Erstens: Moderne Technologie und Tools wie Build-Systeme und Unit Tests, unabhängig von der verwendeten Sprache. Das sorgt für ein zeitgemäßes Arbeitsumfeld, das auch junge Leute anspricht und Flexibilität in der Entwicklung bietet. Zweitens: Den aktiven Austausch zwischen Junior und Senior auf Augenhöhe fördern. Bei uns ist es gängig, dass wir regelmäßig Team-Treffen veranstalten, bei denen die Entwickler ihre Ideen und Lösungen vorstellen. Drittens: Ein attraktives Arbeitsumfeld, das Homeoffice und Präsenzarbeit im Büro kombiniert. Dadurch bieten wir Flexibilität, ohne dass der persönliche Austausch und das Zusammenarbeiten im Team zu kurz kommen.

Wenn Sie nach vorne blicken: Was wird die Zukunft bringen?

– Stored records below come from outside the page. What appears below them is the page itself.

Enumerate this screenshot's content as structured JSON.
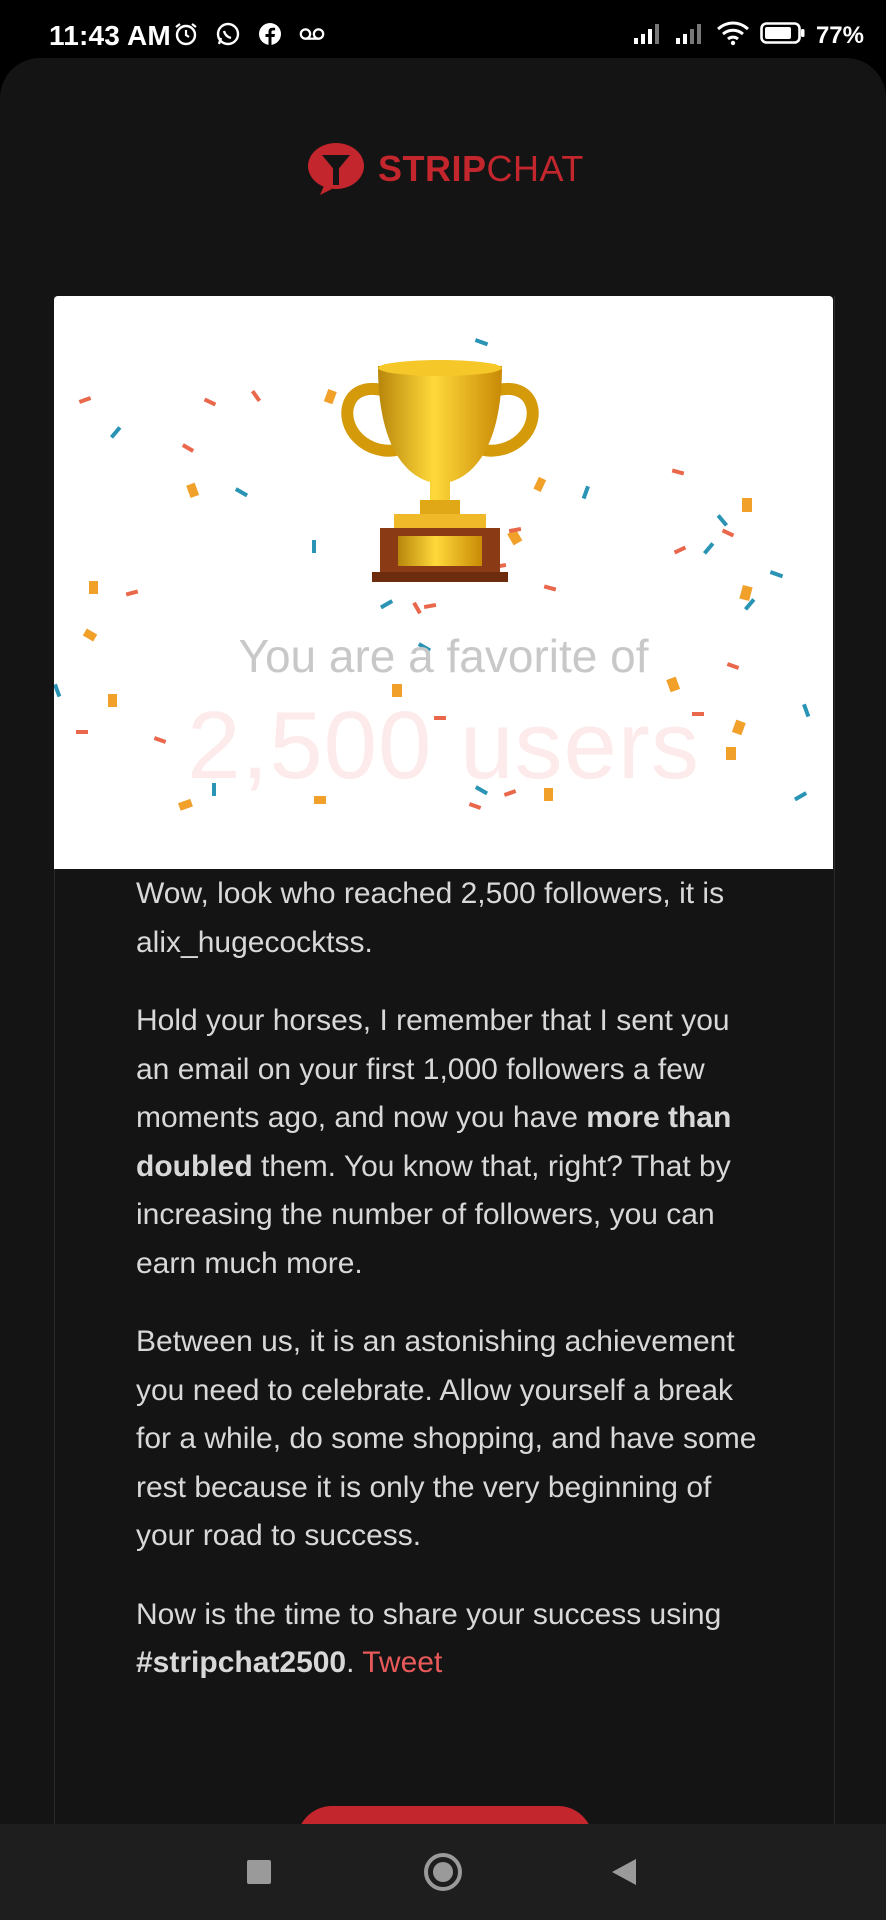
{
  "status_bar": {
    "time": "11:43 AM",
    "battery_percent": "77%",
    "icons": [
      "alarm-icon",
      "whatsapp-icon",
      "facebook-icon",
      "voicemail-icon",
      "signal-icon",
      "signal-icon",
      "wifi-icon",
      "battery-icon"
    ]
  },
  "brand": {
    "logo_bold": "STRIP",
    "logo_light": "CHAT",
    "color": "#c3262d"
  },
  "hero": {
    "subtitle": "You are a favorite of",
    "headline": "2,500 users"
  },
  "body": {
    "p1": "Wow, look who reached 2,500 followers, it is alix_hugecocktss.",
    "p2_before": "Hold your horses, I remember that I sent you an email on your first 1,000 followers a few moments ago, and now you have ",
    "p2_bold": "more than doubled",
    "p2_after": " them. You know that, right? That by increasing the number of followers, you can earn much more.",
    "p3": "Between us, it is an astonishing achievement you need to celebrate. Allow yourself a break for a while, do some shopping, and have some rest because it is only the very beginning of your road to success.",
    "p4_before": "Now is the time to share your success using ",
    "p4_hashtag": "#stripchat2500",
    "p4_period": ".",
    "tweet_link": "Tweet"
  },
  "nav": {
    "buttons": [
      "recents-icon",
      "home-icon",
      "back-icon"
    ]
  }
}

Ich bin überzeugt, dass Legacy-Modernisierung weiterhin gelingt, indem wir unsere Entwickler mit einer modernen Infrastruktur ausstatten und den generationsübergreifenden Austausch aktiv fördern. So bleibt unser Know-how erhalten, und wir können gleichzeitig neue Ideen integrieren. Nur durch diesen Austausch können wir aus einer älteren Programmiersprache wie Natural das Beste herausholen und unser Ökosystem um moderne Konzepte und Tools erweitern. So schwebt uns zum Beispiel vor, unsere Anwendungen stärker in Containern anzulegen. Die Zukunft beginnt hier und jetzt.